Politicians believe there’s a simple solution — change the laws governing rentals throughout the state.

Yet despite all the coverage that this issue has gotten no one appears to be talking about the economic impact of this change. The situation is in many ways a miniature of what we saw when the housing bubble burst in 2007-08.

Real estate has long been considered a relatively safe investment. As Mark Twain reportedly said, “Buy land, they’re not making any more of it.”

And while that clever adage is true, it’s only a good deal if the land is worth what you paid for it and has the potential to appreciate.

Under the new laws, there are some property owners who will find their carefully constructed business plans no longer realistic.

There are a lot of real estate investors, including people with only one or two properties, who took out bank loans when rates were low in 2016 and 2017 with the expectation that they would be able to raise rents according to a certain formula and continuing converting rent-stabilized apartments to ones drawing free market rents after vacancies and capital improvements.

Changing the rules in a way that drastically alters those projections negatively, means borrowers are not going to draw enough income out of their properties while also providing the necessary services to tenants to meet the obligations of their loans.

If the borrower can’t meet their obligations, then they will have to divest themselves of the property or renegotiate with the lender. And of course, there’s always the possibility default, in which case the bank will have to report it as a bad loan or sell it off to someone who specializes in distressed debt.

None of those scenarios is good for either the borrower or the lender.

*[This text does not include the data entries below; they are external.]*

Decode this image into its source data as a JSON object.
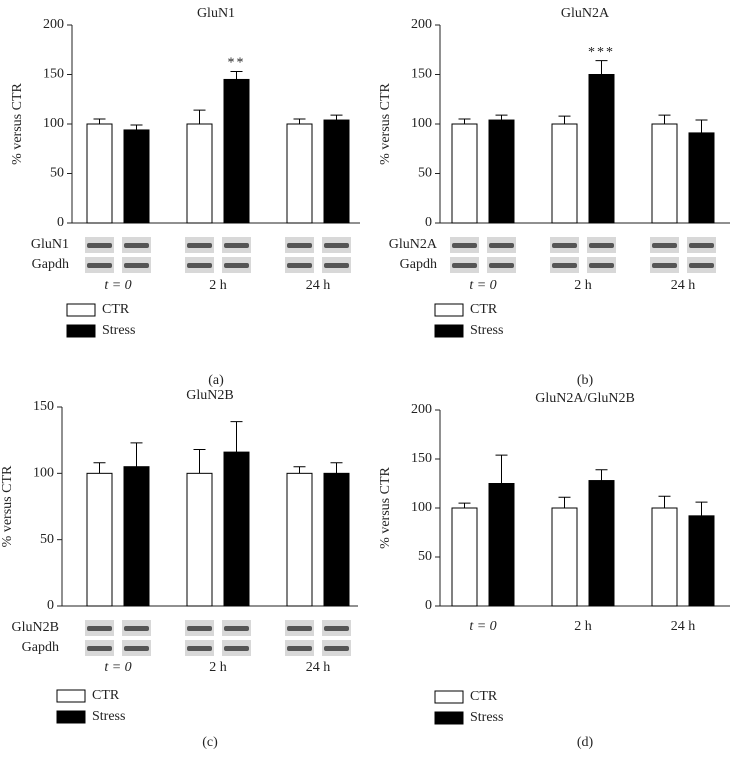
{
  "chart_data": [
    {
      "type": "bar",
      "title": "GluN1",
      "y_label": "% versus CTR",
      "categories": [
        "t = 0",
        "2 h",
        "24 h"
      ],
      "series": [
        {
          "name": "CTR",
          "color": "#ffffff",
          "values": [
            100,
            100,
            100
          ],
          "errors": [
            5,
            14,
            5
          ]
        },
        {
          "name": "Stress",
          "color": "#000000",
          "values": [
            94,
            145,
            104
          ],
          "errors": [
            5,
            8,
            5
          ]
        }
      ],
      "ylim": [
        0,
        200
      ],
      "yticks": [
        0,
        50,
        100,
        150,
        200
      ],
      "annotations": [
        {
          "text": "**",
          "x": "2 h",
          "series": "Stress"
        }
      ],
      "blot_labels": [
        "GluN1",
        "Gapdh"
      ],
      "panel_label": "(a)"
    },
    {
      "type": "bar",
      "title": "GluN2A",
      "y_label": "% versus CTR",
      "categories": [
        "t = 0",
        "2 h",
        "24 h"
      ],
      "series": [
        {
          "name": "CTR",
          "color": "#ffffff",
          "values": [
            100,
            100,
            100
          ],
          "errors": [
            5,
            8,
            9
          ]
        },
        {
          "name": "Stress",
          "color": "#000000",
          "values": [
            104,
            150,
            91
          ],
          "errors": [
            5,
            14,
            13
          ]
        }
      ],
      "ylim": [
        0,
        200
      ],
      "yticks": [
        0,
        50,
        100,
        150,
        200
      ],
      "annotations": [
        {
          "text": "***",
          "x": "2 h",
          "series": "Stress"
        }
      ],
      "blot_labels": [
        "GluN2A",
        "Gapdh"
      ],
      "panel_label": "(b)"
    },
    {
      "type": "bar",
      "title": "GluN2B",
      "y_label": "% versus CTR",
      "categories": [
        "t = 0",
        "2 h",
        "24 h"
      ],
      "series": [
        {
          "name": "CTR",
          "color": "#ffffff",
          "values": [
            100,
            100,
            100
          ],
          "errors": [
            8,
            18,
            5
          ]
        },
        {
          "name": "Stress",
          "color": "#000000",
          "values": [
            105,
            116,
            100
          ],
          "errors": [
            18,
            23,
            8
          ]
        }
      ],
      "ylim": [
        0,
        150
      ],
      "yticks": [
        0,
        50,
        100,
        150
      ],
      "blot_labels": [
        "GluN2B",
        "Gapdh"
      ],
      "panel_label": "(c)"
    },
    {
      "type": "bar",
      "title": "GluN2A/GluN2B",
      "y_label": "% versus CTR",
      "categories": [
        "t = 0",
        "2 h",
        "24 h"
      ],
      "series": [
        {
          "name": "CTR",
          "color": "#ffffff",
          "values": [
            100,
            100,
            100
          ],
          "errors": [
            5,
            11,
            12
          ]
        },
        {
          "name": "Stress",
          "color": "#000000",
          "values": [
            125,
            128,
            92
          ],
          "errors": [
            29,
            11,
            14
          ]
        }
      ],
      "ylim": [
        0,
        200
      ],
      "yticks": [
        0,
        50,
        100,
        150,
        200
      ],
      "panel_label": "(d)"
    }
  ]
}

Yes, there is an affordable housing crisis in New York, but taking the wrong steps to solve it could end up precipitating a financial crisis on top of it. And unfortunately, this is another example of what can happen when we don’t learn from the mistakes of the past.

The legislators who drafted these bills were appealing to their rent-paying constituents, but they were not thinking of the next issue.

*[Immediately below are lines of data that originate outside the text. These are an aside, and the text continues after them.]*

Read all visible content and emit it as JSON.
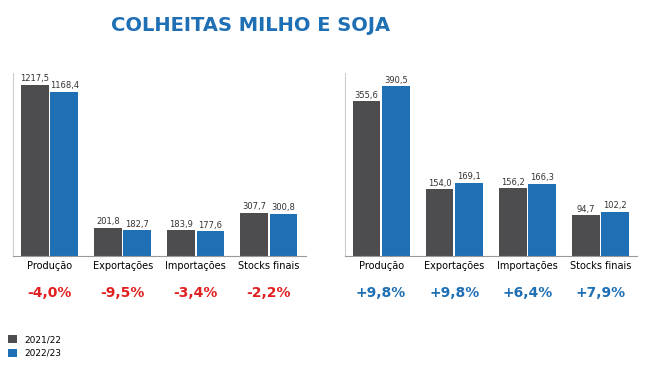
{
  "title": "COLHEITAS MILHO E SOJA",
  "chart_data": [
    {
      "type": "bar",
      "categories": [
        "Produção",
        "Exportações",
        "Importações",
        "Stocks finais"
      ],
      "series": [
        {
          "name": "2021/22",
          "color": "#4d4d4f",
          "values": [
            1217.5,
            201.8,
            183.9,
            307.7
          ],
          "value_labels": [
            "1217,5",
            "201,8",
            "183,9",
            "307,7"
          ]
        },
        {
          "name": "2022/23",
          "color": "#1f6fb5",
          "values": [
            1168.4,
            182.7,
            177.6,
            300.8
          ],
          "value_labels": [
            "1168,4",
            "182,7",
            "177,6",
            "300,8"
          ]
        }
      ],
      "annotations": [
        "-4,0%",
        "-9,5%",
        "-3,4%",
        "-2,2%"
      ],
      "ylim": [
        0,
        1300
      ],
      "data_labels": true,
      "tick_labels": "x",
      "legend": "lower left"
    },
    {
      "type": "bar",
      "categories": [
        "Produção",
        "Exportações",
        "Importações",
        "Stocks finais"
      ],
      "series": [
        {
          "name": "2021/22",
          "color": "#4d4d4f",
          "values": [
            355.6,
            154.0,
            156.2,
            94.7
          ],
          "value_labels": [
            "355,6",
            "154,0",
            "156,2",
            "94,7"
          ]
        },
        {
          "name": "2022/23",
          "color": "#1f6fb5",
          "values": [
            390.5,
            169.1,
            166.3,
            102.2
          ],
          "value_labels": [
            "390,5",
            "169,1",
            "166,3",
            "102,2"
          ]
        }
      ],
      "annotations": [
        "+9,8%",
        "+9,8%",
        "+6,4%",
        "+7,9%"
      ],
      "ylim": [
        0,
        420
      ],
      "data_labels": true,
      "tick_labels": "x"
    }
  ]
}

This is more than a little problem. It is an issue that’s going to affect certainly the New York market, but could also have a larger rippling effect, depending on the level of defaults and how banks deal with them.

This is likely to produce many of the same results we saw in the real estate bubble of the early 2000s. Lenders are going to start pulling back and there will be a considerable number of properties under stress.

The big picture implications of changing the rentals laws is a matter that should be of serious concern to both real estate buyers and lenders, not to mention legislators, regulators and anyone concerned about the overall economy.